Nigeria’s removal from the Financial Action Task Force grey list has restored global confidence in the country’s financial system and shielded the economy from losing more than thirty billion dollars in potential investment inflows. The announcement was made in Lagos during the annual Bankers’ Dinner organised by the Chartered Institute of Bankers of Nigeria, where the central bank highlighted the development as one of the most significant milestones of the year.
According to the apex bank, exiting the grey list was the outcome of a coordinated national effort led by the Federal Government with strong input from regulatory institutions. The bank explained that remaining on the grey list carried major economic risks, noting that countries placed in this category typically experience a sharp decline in capital inflows equivalent to more than seven percent of GDP in the first year. For Nigeria, this translated to over thirty billion dollars in potential investment losses. The bank added that the delisting not only restores confidence but also reduces the compliance frictions that international correspondent banks often impose on grey-listed countries.
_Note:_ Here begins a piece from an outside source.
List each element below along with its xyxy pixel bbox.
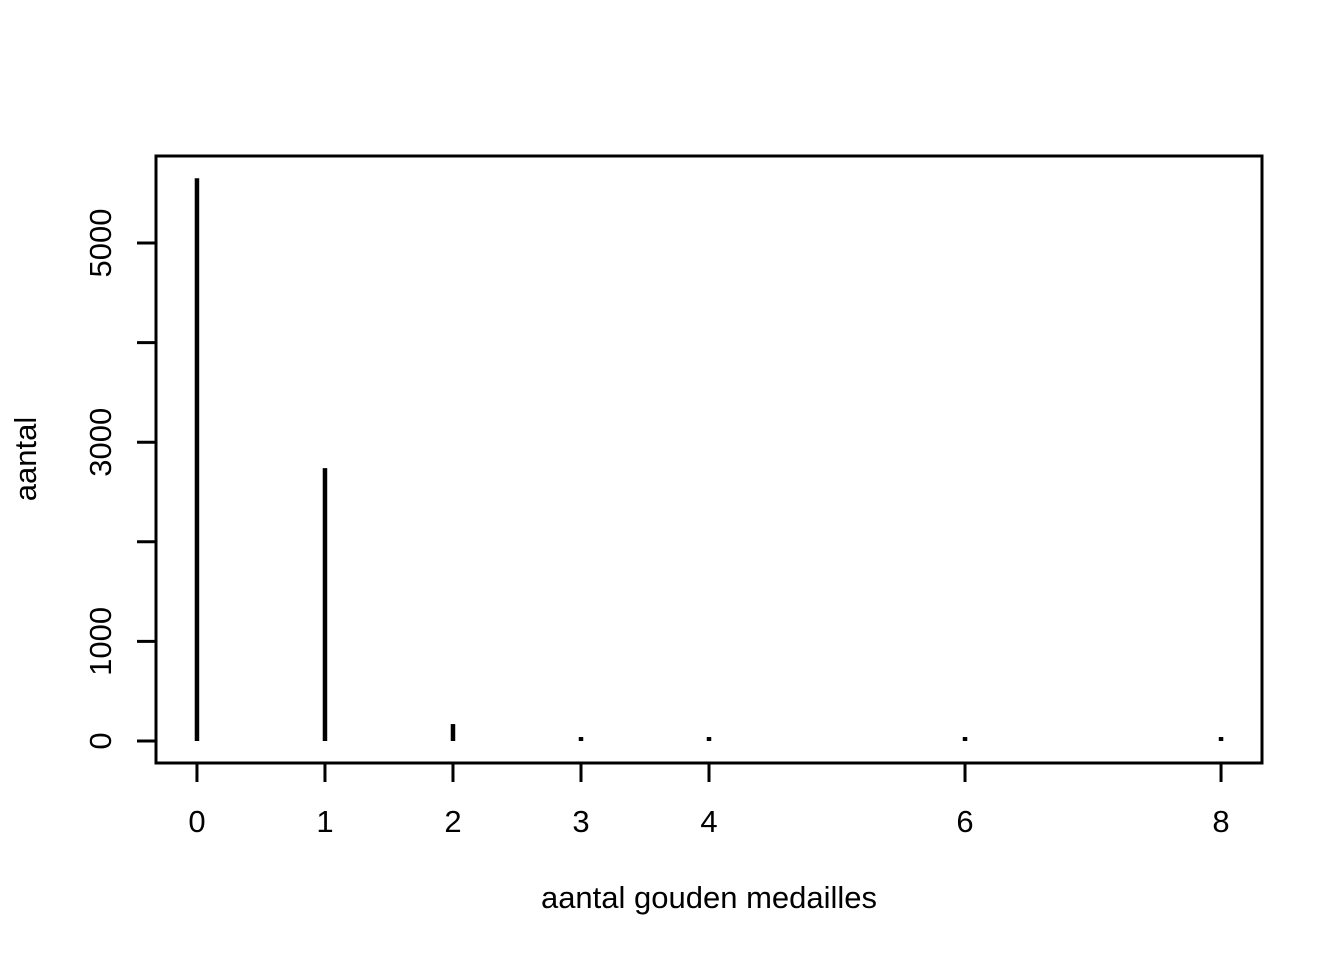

The central bank revealed that Nigeria addressed the deficiencies identified by the global financial watchdog through reforms aimed at strengthening supervision of financial institutions, improving reporting of suspicious transactions, deepening cross-agency intelligence sharing and ensuring better monitoring of cross-border financial movements. Modern governance tools such as the Electronic Financial Evaluation Monitoring System and the Foreign Exchange Code were also deployed to improve oversight and enhance transparency across the financial system.
The delisting came after the global body announced in October that Nigeria had been removed from its grey list following an on-site assessment. The decision followed nearly three years of intense scrutiny and placed Nigeria alongside other countries that were removed after demonstrating stronger controls against money laundering and terrorist financing. The development has been widely viewed as a confidence boost for the country’s financial system and its broader economic outlook.
The exit has already contributed to improved sentiment in the foreign exchange market, where the national currency showed early signs of stability and slight appreciation against the dollar. The Presidency also welcomed the development, describing it as evidence of Nigeria’s commitment to global financial transparency.
The global financial watchdog, which sets international standards for combating money laundering and terrorist financing, is regarded as a key determinant of investor perception. For MSMEs across the continent, the delisting enhances Nigeria’s attractiveness as a trading and investment hub, reduces cross-border transaction friction and creates a more predictable environment for accessing international finance, partnerships and supply chains.